Parmi les idéologies qui nous colonisent aujourd’hui, on aurait tort de sous-estimer l’influence de la théorie dite du gender qui impose à tous, de manière sournoise, une confusion grave sur l’identité de l’homme et de la femme, devenus interchangeables et soumis au critère totalement subjectif du libre- choix de l’individu. Au risque d’être simpliste, avec cette idéologie, on affirmera même qu’il n’y a pas plus de différence entre les prêtres et les laïcs, qu’il n’y a de différence entre l’homme et la femme !
Au fondement de cette crise d’identité du prêtre, il y a l’effacement de la Métaphysique de l’être. La théologie semble avoir bradé la métaphysique pour se tourner vers l’histoire et finalement vers l’opérationnel. Sans doute l’importance donnée à la métaphysique, pour accueillir l’intemporel de l’éternelle Révélation, avait pu faire oublier que le Logos s’est incarné dans une histoire et qu’il en est résulté une transformation de l’homme et du monde. Mais de là à dénier à la métaphysique son rôle de fondement nécessaire et permanent, pour réduire la foi à une histoire en évolution permanente ou à un engagement pratique dans le monde, il n’y a qu’un pas.

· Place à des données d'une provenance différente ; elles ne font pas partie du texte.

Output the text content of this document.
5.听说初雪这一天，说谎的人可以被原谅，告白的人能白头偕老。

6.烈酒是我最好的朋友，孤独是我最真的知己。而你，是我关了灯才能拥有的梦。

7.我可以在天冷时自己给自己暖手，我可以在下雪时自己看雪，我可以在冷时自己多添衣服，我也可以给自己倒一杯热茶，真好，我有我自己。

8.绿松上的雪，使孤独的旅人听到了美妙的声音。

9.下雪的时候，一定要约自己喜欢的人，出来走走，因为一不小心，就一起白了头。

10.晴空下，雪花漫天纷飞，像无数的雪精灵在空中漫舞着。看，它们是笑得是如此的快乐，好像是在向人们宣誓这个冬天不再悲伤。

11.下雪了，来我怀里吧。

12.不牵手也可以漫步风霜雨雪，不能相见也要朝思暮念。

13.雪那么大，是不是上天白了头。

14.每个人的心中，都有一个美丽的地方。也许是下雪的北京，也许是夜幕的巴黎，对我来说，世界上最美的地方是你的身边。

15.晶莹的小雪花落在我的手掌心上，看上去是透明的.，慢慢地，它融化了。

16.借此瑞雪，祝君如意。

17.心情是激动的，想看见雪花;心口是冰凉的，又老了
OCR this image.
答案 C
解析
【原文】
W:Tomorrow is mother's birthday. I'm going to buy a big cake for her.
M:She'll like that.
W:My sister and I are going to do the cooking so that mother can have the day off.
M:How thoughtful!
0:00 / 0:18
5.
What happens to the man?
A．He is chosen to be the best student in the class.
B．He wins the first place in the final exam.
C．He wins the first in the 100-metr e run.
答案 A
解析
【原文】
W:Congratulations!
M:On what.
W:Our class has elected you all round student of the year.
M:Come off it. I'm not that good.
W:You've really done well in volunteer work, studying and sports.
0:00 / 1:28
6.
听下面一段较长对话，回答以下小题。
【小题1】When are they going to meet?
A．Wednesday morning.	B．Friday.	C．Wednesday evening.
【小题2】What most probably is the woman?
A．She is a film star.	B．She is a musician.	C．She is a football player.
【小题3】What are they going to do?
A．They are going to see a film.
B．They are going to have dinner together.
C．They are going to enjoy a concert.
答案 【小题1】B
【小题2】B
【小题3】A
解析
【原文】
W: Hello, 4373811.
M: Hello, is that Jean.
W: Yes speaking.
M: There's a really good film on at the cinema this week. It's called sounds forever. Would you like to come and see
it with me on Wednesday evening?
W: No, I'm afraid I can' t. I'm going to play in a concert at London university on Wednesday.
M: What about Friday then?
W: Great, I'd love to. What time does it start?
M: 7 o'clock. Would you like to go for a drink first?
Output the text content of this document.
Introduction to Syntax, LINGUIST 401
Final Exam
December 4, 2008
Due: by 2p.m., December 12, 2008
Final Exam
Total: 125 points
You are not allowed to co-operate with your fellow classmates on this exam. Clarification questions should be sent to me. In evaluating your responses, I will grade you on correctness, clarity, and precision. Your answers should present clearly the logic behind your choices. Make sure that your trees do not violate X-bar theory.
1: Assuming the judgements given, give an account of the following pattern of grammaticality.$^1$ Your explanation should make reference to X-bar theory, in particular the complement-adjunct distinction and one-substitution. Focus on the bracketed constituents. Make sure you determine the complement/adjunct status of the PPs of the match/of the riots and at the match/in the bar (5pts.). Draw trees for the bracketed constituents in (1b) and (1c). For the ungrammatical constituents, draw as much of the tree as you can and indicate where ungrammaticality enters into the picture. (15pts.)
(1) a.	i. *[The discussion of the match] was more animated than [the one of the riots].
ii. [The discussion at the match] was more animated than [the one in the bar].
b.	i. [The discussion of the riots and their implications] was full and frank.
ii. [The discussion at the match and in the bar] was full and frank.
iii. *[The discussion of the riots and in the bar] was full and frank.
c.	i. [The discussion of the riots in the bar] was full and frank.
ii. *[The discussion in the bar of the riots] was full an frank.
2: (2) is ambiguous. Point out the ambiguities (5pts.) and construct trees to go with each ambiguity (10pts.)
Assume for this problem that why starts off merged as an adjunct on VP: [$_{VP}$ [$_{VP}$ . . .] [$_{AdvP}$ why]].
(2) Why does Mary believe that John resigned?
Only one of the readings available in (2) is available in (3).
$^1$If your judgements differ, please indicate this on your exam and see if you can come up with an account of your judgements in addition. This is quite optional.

Il est très important de rappeler toutefois, avec le Concile Vatican II, qu’on ne peut pas comprendre l’identité du prêtre, en dehors de cette ligne ontologique-sacramentelle que l’Eglise reçoit de la Révélation et transmet depuis 2000 ans de manière fidèle. C’est ainsi que dans le décret conciliairePresbyterorum Ordinis, sur la vie et le ministère des prêtres, on peut lire : « Le Sacerdoce des prêtres, est conféré au moyen du sacrement particulier qui, par l’onction du Saint-Esprit, les marque d’un caractère spécial, et les configure ainsi au Christ Prêtre pour les rendre capables d’agir in persona Christi Capitis – dans la personne même du Christ Tête » (PO 2). On ne peut pas mieux dire l’identité du prêtre : configuré au Christ prêtre ! C’est le fondement de la différence entre les prêtres et les fidèles laïcs, qui « sont distincts non seulement de degré mais d’essence » (n. 10), selon la formule devenue célèbre de la Constitution dogmatique Lumen Gentium sur le Mystère de l’Eglise.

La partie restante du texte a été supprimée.